WELL done to Lothersdale Primary School pupils who have been busy over the last couple of weeks decorating and filling shoeboxes to support the Christmas Shoebox Appeal organised by the charity, Samaritan’s Purse. The shoeboxes will be sent abroad to be given to children who have been caught up in conflict and the children are very proud to have contributed to this worthwhile cause, says the school.

THE traffic enforcement officers, as they are now called, are a familiar site in around Craven now, but back in December, 1966, Skipton's first ever traffic warden - a Mr J H Tranter, from Cross Hills -was snapped by a Craven Herald photographer as he attached a parking ticket to a mini, parked in a haphazard way on Skipton High Street setts.

DAVID Mitchell, son of Dalesman, the late Bill Mitchell, will be signing copies of his book 'Bill Mitchell's Yorkshire' at The Folly, Settle, on Tuesday, November 29. The book contains a lifetime of memories of the journalist, former editor of The Dalesman and contributor to the Craven Herald. David, and other members of his family, will be at The Folly from 10am to 4pm, when tea, coffee and biscuits will be on sale, all in all, it promises to be a great Yorkshire day out for all the family - other books from Bill Mitchell's collection will be on sale, with proceeds going to the Folly.

CRAVEN may not have been the best place to view last week's Super Moon, what with all the heavy cloud, but there were some pretty impressive rainbows to be seen. Jenny Cornish took this picture of one in Skipton town centre.

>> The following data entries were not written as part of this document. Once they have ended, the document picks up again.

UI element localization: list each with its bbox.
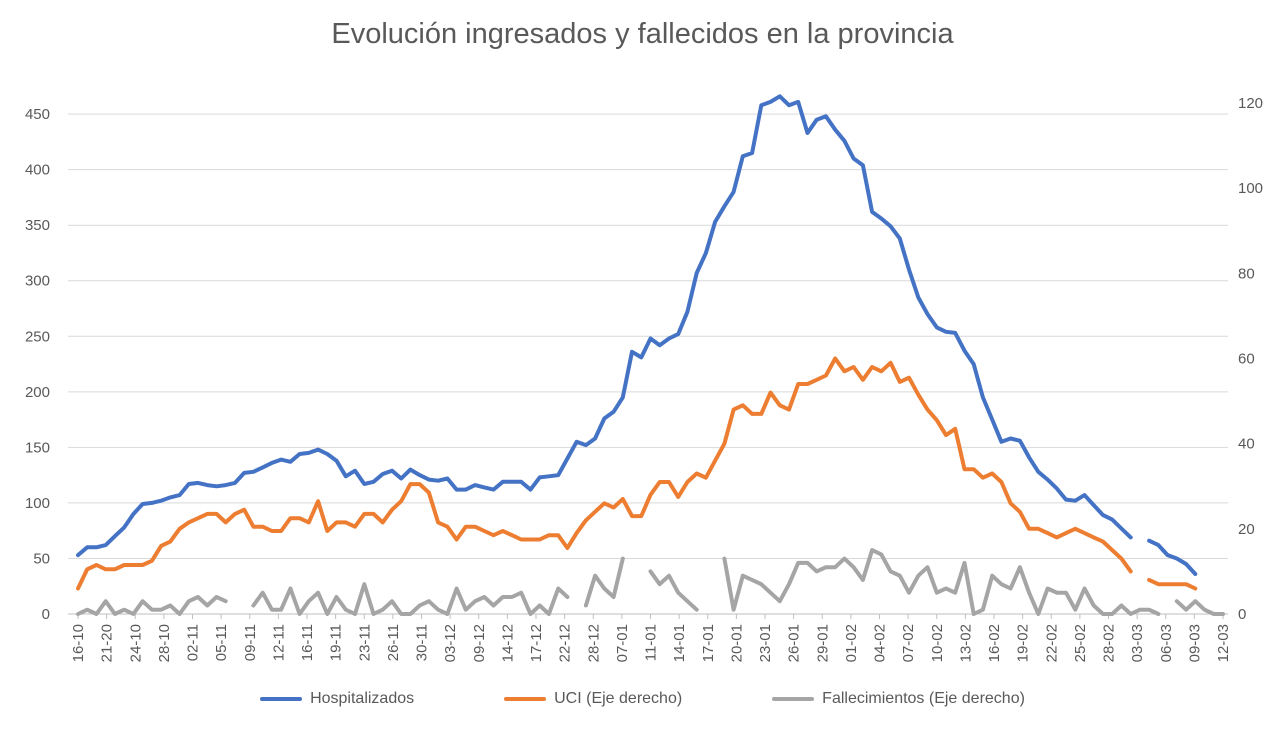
series-line-3 — [648, 569, 699, 612]
y-tick-label: 250 — [25, 328, 50, 345]
legend-item: Fallecimientos (Eje derecho) — [772, 690, 1025, 708]
legend-label: Fallecimientos (Eje derecho) — [822, 690, 1025, 707]
x-tick-label: 29-01 — [814, 624, 831, 662]
series-line-3 — [583, 556, 625, 608]
y-tick-label: 450 — [25, 106, 50, 123]
y2-tick-label: 40 — [1238, 436, 1255, 453]
series-line-3 — [1174, 599, 1225, 616]
x-tick-label: 24-10 — [127, 624, 144, 662]
series-line-1 — [1147, 538, 1198, 576]
x-tick-label: 21-20 — [99, 624, 116, 662]
x-tick-label: 12-11 — [270, 624, 287, 661]
legend-item: Hospitalizados — [260, 690, 414, 708]
legend-item: UCI (Eje derecho) — [504, 690, 682, 708]
legend-swatch — [772, 697, 815, 701]
y-tick-label: 100 — [25, 495, 50, 512]
legend-label: UCI (Eje derecho) — [554, 690, 683, 707]
x-tick-label: 05-11 — [213, 624, 230, 661]
x-tick-label: 17-01 — [700, 624, 717, 662]
y-tick-label: 200 — [25, 384, 50, 401]
y2-tick-label: 120 — [1238, 95, 1263, 112]
x-tick-label: 14-12 — [499, 624, 516, 662]
x-tick-label: 22-02 — [1043, 624, 1060, 662]
x-tick-label: 19-02 — [1015, 624, 1032, 662]
y-tick-label: 400 — [25, 162, 50, 179]
series-line-1 — [76, 94, 1133, 558]
x-tick-label: 07-01 — [614, 624, 631, 662]
x-tick-label: 03-03 — [1129, 624, 1146, 662]
series-line-3 — [76, 595, 228, 616]
x-tick-label: 12-03 — [1215, 624, 1232, 662]
x-tick-label: 23-01 — [757, 624, 774, 662]
y2-tick-label: 60 — [1238, 351, 1255, 368]
y-tick-label: 0 — [42, 606, 50, 623]
x-tick-label: 22-12 — [557, 624, 574, 662]
series-line-3 — [251, 582, 570, 616]
x-tick-label: 06-03 — [1158, 624, 1175, 662]
x-tick-label: 02-11 — [185, 624, 202, 661]
x-tick-label: 25-02 — [1072, 624, 1089, 662]
x-tick-label: 11-01 — [643, 624, 660, 661]
x-tick-label: 23-11 — [356, 624, 373, 661]
x-tick-label: 09-11 — [242, 624, 259, 661]
x-tick-label: 09-12 — [471, 624, 488, 662]
x-tick-label: 26-01 — [786, 624, 803, 662]
x-tick-label: 07-02 — [900, 624, 917, 662]
chart-title: Evolución ingresados y fallecidos en la … — [331, 18, 954, 50]
x-tick-label: 16-11 — [299, 624, 316, 661]
x-tick-label: 14-01 — [671, 624, 688, 662]
series-line-3 — [722, 548, 1161, 616]
series-line-2 — [1147, 577, 1198, 591]
legend-swatch — [260, 697, 303, 701]
x-tick-label: 17-12 — [528, 624, 545, 662]
y2-tick-label: 100 — [1238, 180, 1263, 197]
x-tick-label: 19-11 — [328, 624, 345, 661]
x-tick-label: 10-02 — [929, 624, 946, 662]
y-tick-label: 350 — [25, 217, 50, 234]
x-tick-label: 30-11 — [414, 624, 431, 661]
x-tick-label: 09-03 — [1186, 624, 1203, 662]
x-tick-label: 04-02 — [872, 624, 889, 662]
y-tick-label: 300 — [25, 273, 50, 290]
legend-swatch — [504, 697, 547, 701]
chart-legend: Hospitalizados UCI (Eje derecho) Fallecimi… — [0, 690, 1285, 708]
x-tick-label: 13-02 — [957, 624, 974, 662]
x-tick-label: 01-02 — [843, 624, 860, 662]
x-tick-label: 03-12 — [442, 624, 459, 662]
x-tick-label: 16-02 — [986, 624, 1003, 662]
x-tick-label: 26-11 — [385, 624, 402, 661]
y-tick-label: 150 — [25, 439, 50, 456]
y2-tick-label: 80 — [1238, 265, 1255, 282]
x-tick-label: 28-12 — [585, 624, 602, 662]
legend-label: Hospitalizados — [310, 690, 415, 707]
x-tick-label: 28-10 — [156, 624, 173, 662]
y2-tick-label: 20 — [1238, 521, 1255, 538]
y-tick-label: 50 — [33, 550, 50, 567]
x-tick-label: 16-10 — [70, 624, 87, 662]
x-tick-label: 20-01 — [728, 624, 745, 662]
x-tick-label: 28-02 — [1101, 624, 1118, 662]
series-line-2 — [76, 356, 1133, 591]
y2-tick-label: 0 — [1238, 606, 1246, 623]
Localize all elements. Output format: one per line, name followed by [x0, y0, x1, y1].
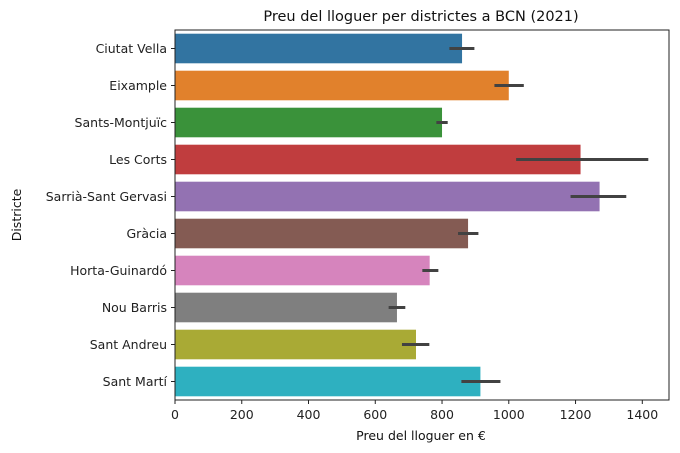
x-tick-label: 1000: [493, 407, 525, 422]
y-tick-label: Ciutat Vella: [96, 41, 167, 56]
chart-title: Preu del lloguer per districtes a BCN (2…: [263, 9, 578, 25]
plot-frame: [174, 29, 670, 401]
x-tick-label: 800: [430, 407, 454, 422]
y-tick-label: Sarrià-Sant Gervasi: [46, 189, 167, 204]
y-axis-label: Districte: [9, 188, 24, 241]
y-tick-label: Gràcia: [127, 226, 168, 241]
x-axis-label: Preu del lloguer en €: [356, 428, 486, 443]
bar-nou-barris: [175, 292, 397, 323]
bar-ciutat-vella: [175, 33, 463, 64]
bars-layer: [175, 33, 600, 397]
y-axis: Ciutat Vella Eixample Sants-Montjuïc Les Co…: [46, 41, 175, 389]
x-tick-label: 0: [171, 407, 179, 422]
x-tick-label: 200: [230, 407, 254, 422]
bar-sant-marti: [175, 366, 481, 397]
x-tick-label: 400: [297, 407, 321, 422]
y-tick-label: Horta-Guinardó: [70, 263, 167, 278]
bar-sarria-sant-gervasi: [175, 181, 600, 212]
x-tick-label: 1400: [626, 407, 658, 422]
x-axis: 0 200 400 600 800 1000 1200 1400: [171, 400, 658, 422]
y-tick-label: Nou Barris: [102, 300, 167, 315]
bar-les-corts: [175, 144, 581, 175]
x-tick-label: 600: [363, 407, 387, 422]
error-bars-layer: [388, 47, 649, 383]
bar-gracia: [175, 218, 469, 249]
x-tick-label: 1200: [560, 407, 592, 422]
y-tick-label: Sant Martí: [103, 374, 168, 389]
y-tick-label: Eixample: [109, 78, 167, 93]
bar-eixample: [175, 70, 509, 101]
y-tick-label: Sants-Montjuïc: [75, 115, 168, 130]
y-tick-label: Les Corts: [109, 152, 167, 167]
y-tick-label: Sant Andreu: [90, 337, 167, 352]
bar-sants-montjuic: [175, 107, 443, 138]
bar-horta-guinardo: [175, 255, 430, 286]
bar-sant-andreu: [175, 329, 416, 360]
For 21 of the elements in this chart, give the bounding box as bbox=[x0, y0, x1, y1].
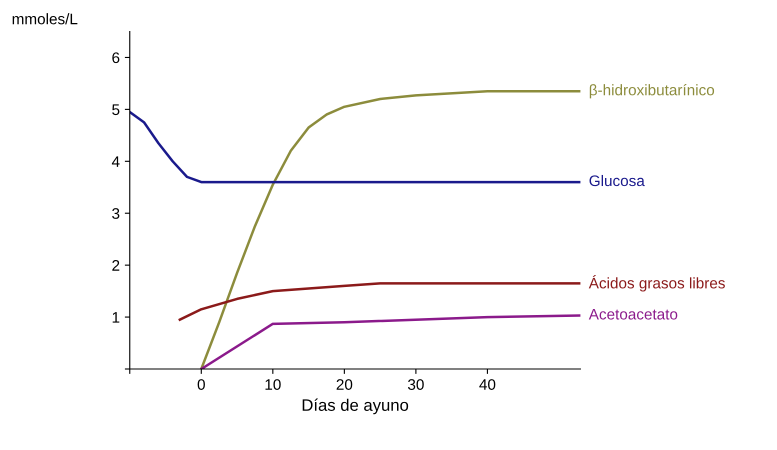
x-tick-label: 30 bbox=[408, 379, 424, 390]
y-tick-label: 3 bbox=[112, 208, 120, 219]
y-axis-title: mmoles/L bbox=[12, 13, 78, 24]
line-series bbox=[200, 90, 580, 369]
y-tick-label: 1 bbox=[112, 312, 120, 323]
x-tick-label: 0 bbox=[198, 379, 205, 390]
x-tick-label: 10 bbox=[265, 379, 281, 390]
series-label: Glucosa bbox=[590, 174, 645, 186]
line-series bbox=[200, 314, 580, 369]
y-tick-label: 2 bbox=[112, 260, 120, 271]
y-tick-label: 5 bbox=[112, 104, 120, 116]
x-axis-title: Días de ayuno bbox=[302, 398, 408, 414]
series-label: β-hidroxibutarínico bbox=[590, 84, 714, 98]
line-series bbox=[178, 282, 580, 321]
x-tick-label: 40 bbox=[479, 379, 496, 390]
series-label: Acetoacetato bbox=[588, 308, 678, 320]
y-tick-label: 6 bbox=[112, 52, 120, 64]
x-tick-label: 20 bbox=[336, 379, 352, 390]
line-series bbox=[130, 110, 580, 184]
series-label: Ácidos grasos libres bbox=[588, 275, 725, 292]
y-tick-label: 4 bbox=[112, 156, 120, 167]
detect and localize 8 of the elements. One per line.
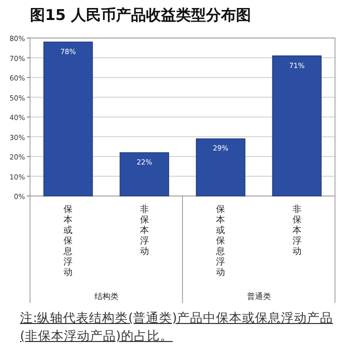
x-tick-label: 保本或保息浮动: [62, 204, 73, 278]
text: 注:纵轴代表结构类(普通类)产品中保本或保息浮动产品(非保本浮动产品)的占比。: [20, 309, 334, 345]
x-tick-label: 非保本浮动: [140, 204, 149, 257]
text: 普通类: [246, 292, 271, 301]
x-tick-label: 保本或保息浮动: [215, 204, 226, 278]
x-tick-label: 非保本浮动: [292, 204, 302, 257]
text: 结构类: [94, 292, 118, 301]
chart-title: 图15 人民币产品收益类型分布图: [30, 6, 252, 24]
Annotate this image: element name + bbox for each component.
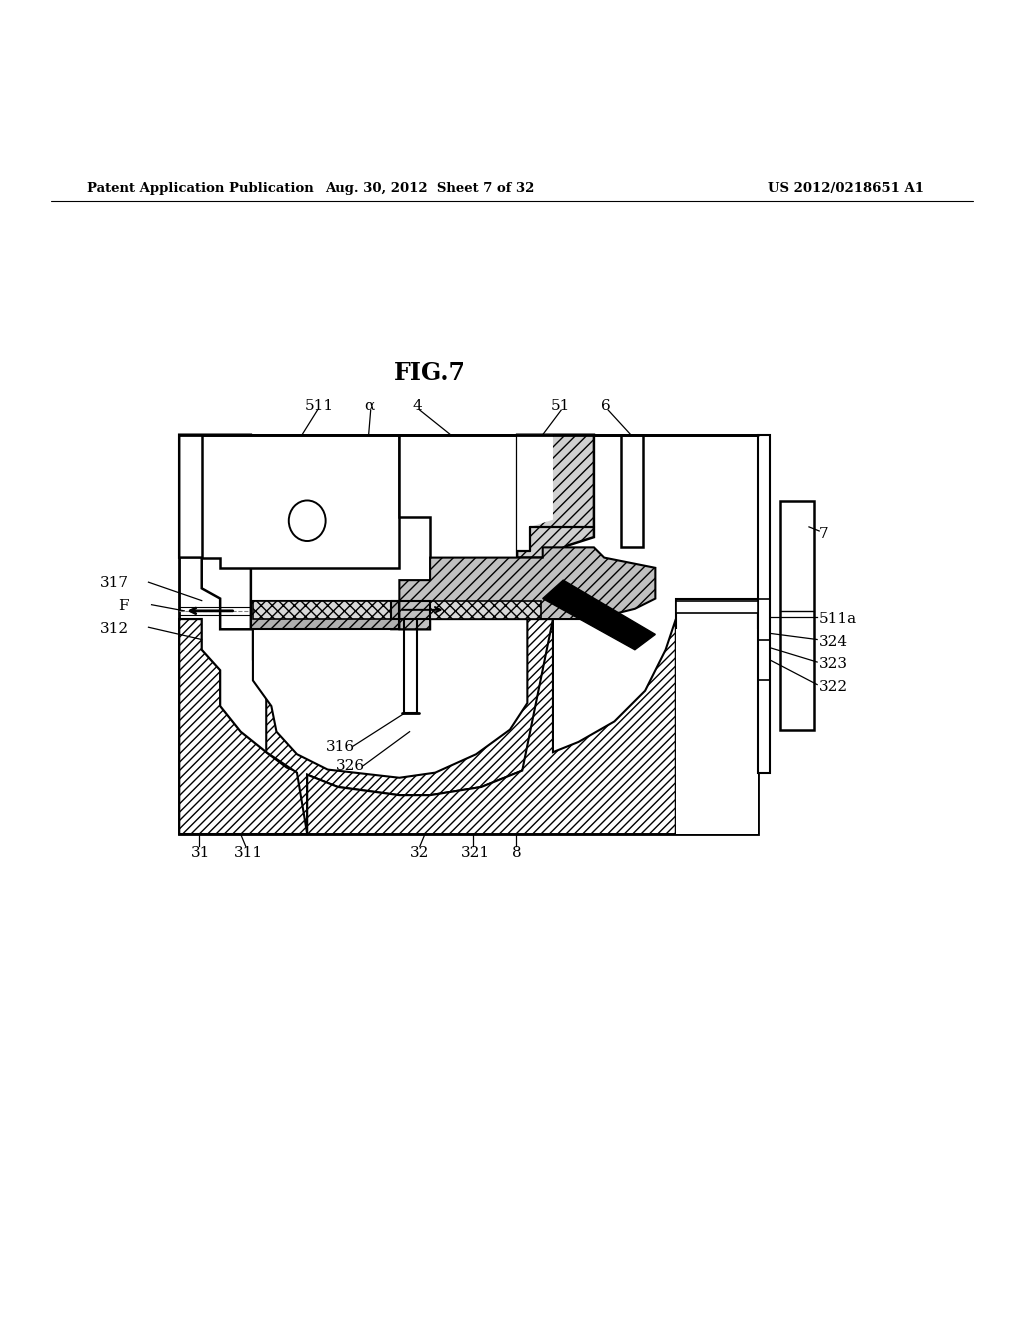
Text: 323: 323 <box>819 657 848 671</box>
Bar <box>676 601 758 612</box>
Polygon shape <box>517 434 553 552</box>
Text: Patent Application Publication: Patent Application Publication <box>87 182 313 195</box>
Polygon shape <box>399 548 655 630</box>
Polygon shape <box>517 434 594 557</box>
Bar <box>780 502 814 730</box>
Text: α: α <box>365 399 375 413</box>
Text: 51: 51 <box>551 399 570 413</box>
Text: FIG.7: FIG.7 <box>394 362 466 385</box>
Text: 311: 311 <box>233 846 262 859</box>
Text: 8: 8 <box>512 846 521 859</box>
Text: 31: 31 <box>190 846 210 859</box>
Polygon shape <box>179 434 251 630</box>
Text: 312: 312 <box>100 622 129 636</box>
Polygon shape <box>253 619 553 834</box>
Text: 511a: 511a <box>819 612 857 626</box>
Polygon shape <box>253 619 527 777</box>
Polygon shape <box>399 434 517 557</box>
Polygon shape <box>179 619 307 834</box>
Text: US 2012/0218651 A1: US 2012/0218651 A1 <box>768 182 924 195</box>
Bar <box>676 630 758 834</box>
Ellipse shape <box>289 500 326 541</box>
Text: 4: 4 <box>413 399 423 413</box>
Text: 317: 317 <box>100 577 129 590</box>
Bar <box>430 601 541 619</box>
Text: 6: 6 <box>601 399 611 413</box>
Text: 326: 326 <box>336 759 365 774</box>
Bar <box>758 434 770 772</box>
Text: F: F <box>118 599 128 612</box>
Text: 316: 316 <box>326 741 354 754</box>
Polygon shape <box>202 434 399 568</box>
Text: 322: 322 <box>819 680 848 693</box>
Polygon shape <box>307 619 676 834</box>
Text: 321: 321 <box>461 846 489 859</box>
Bar <box>253 601 391 619</box>
Text: Aug. 30, 2012  Sheet 7 of 32: Aug. 30, 2012 Sheet 7 of 32 <box>326 182 535 195</box>
Polygon shape <box>676 598 758 834</box>
Bar <box>621 434 643 548</box>
Polygon shape <box>251 601 399 630</box>
Polygon shape <box>543 579 655 649</box>
Text: 32: 32 <box>410 846 429 859</box>
Text: 324: 324 <box>819 635 848 648</box>
Bar <box>179 434 758 834</box>
Text: 7: 7 <box>819 527 828 541</box>
Text: 511: 511 <box>305 399 334 413</box>
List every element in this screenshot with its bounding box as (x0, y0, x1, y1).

THERE is something of a tradition for motorcycling in Craven, what with the Lampkin family filling the pages of the Craven Herald for several decades. Dougie Lampkin, who lives at Bell Busk, is 12 times world trials bike champion, and recently completed an entire lap of the 37 mile Isle of Man TT course on one wheel. Motorcycle insurance brokers, Carole Nash, believes motorcyclists often pass on their passion fr biking to their sons and daughters - and they are asking people to send in their pictures. The best pictures will be chosen by judges including two times World Superbike Champion, Jonathan Rea. The chosen winner will receive a brand new toy motorbike worth up to £150, just in time to ride around this Christmas.

Entries before December 2 should be shared at the website carolenash.com/news/1742-little-hell-raisers

HORSE riders from far and wide can always be sure of a festive welcome at Craven Country Ride, Coniston Cold come Christmas time. David Coates and the team are putting on a series of Christmas trail rides next month, and riders can be sure there will be plenty of Christmassy decorations on the obstacles to test the bravest of horses, and riders. The special five mile route will feature up to 25 obstacles, which are all optional. A warming 'stirrup cup' of mulled wine and homemade mince pie will be served up on route, a perfect antidote to the coldest of days, and at the end, there will be roast turkey and stuffing - served up in a bun. And not only all that, but riders will be a special Christmas rosette. Champion. Trail rides are due to take place on Sunday, December 4 and Sunday, December 11, with riders setting off between 10am and 12 midday. Cost of ride is £40, to book a place email info@cravencountryride.co.uk or telephone 01756 749300.

AS part of their studies of the English Civil War, year eight pupils at Ermysted's Grammar School in Skipton were given the opportunity to get their hands on some weaponry and clothing of the times. Historian Des Thomas visited the school and recreated the character of Colonel Granville Thomas. He explained the development and use of the equipment and weaponry on the battlefield and pupils were given the opportunity to handle some of the artefacts. The, outside thankfully, Mr Thomas demonstrated the use of a musket and fired a falconet - a light cannon.

A RELATIVE with a very old degu - a type of rodent - has at least on two occasions brought it back from near death by placing it on a warm hot water bottle after leaving it outdoors a bit too long into winter. A colleague, who has a whippet, tells me he will move heaven and earth to avoid going outside when it gets cold and wet, even with a warm coat on. Dr Hugh Stacey, of Vets4Pets, suggests a few simple measures to take with our pets now the colder days are with us. Dogs, for example, will be better seen in fog and dusk, if they have their own high-visibility coats. Dogs do love and need their walks - even comfort loving whippets - but they do need to be kept warm, and once they're back home, they need to be towelled off. Its a good idea to get reflective collars for cats, so they can be seen, and do move rabbits, and degus, into warmer accommodation.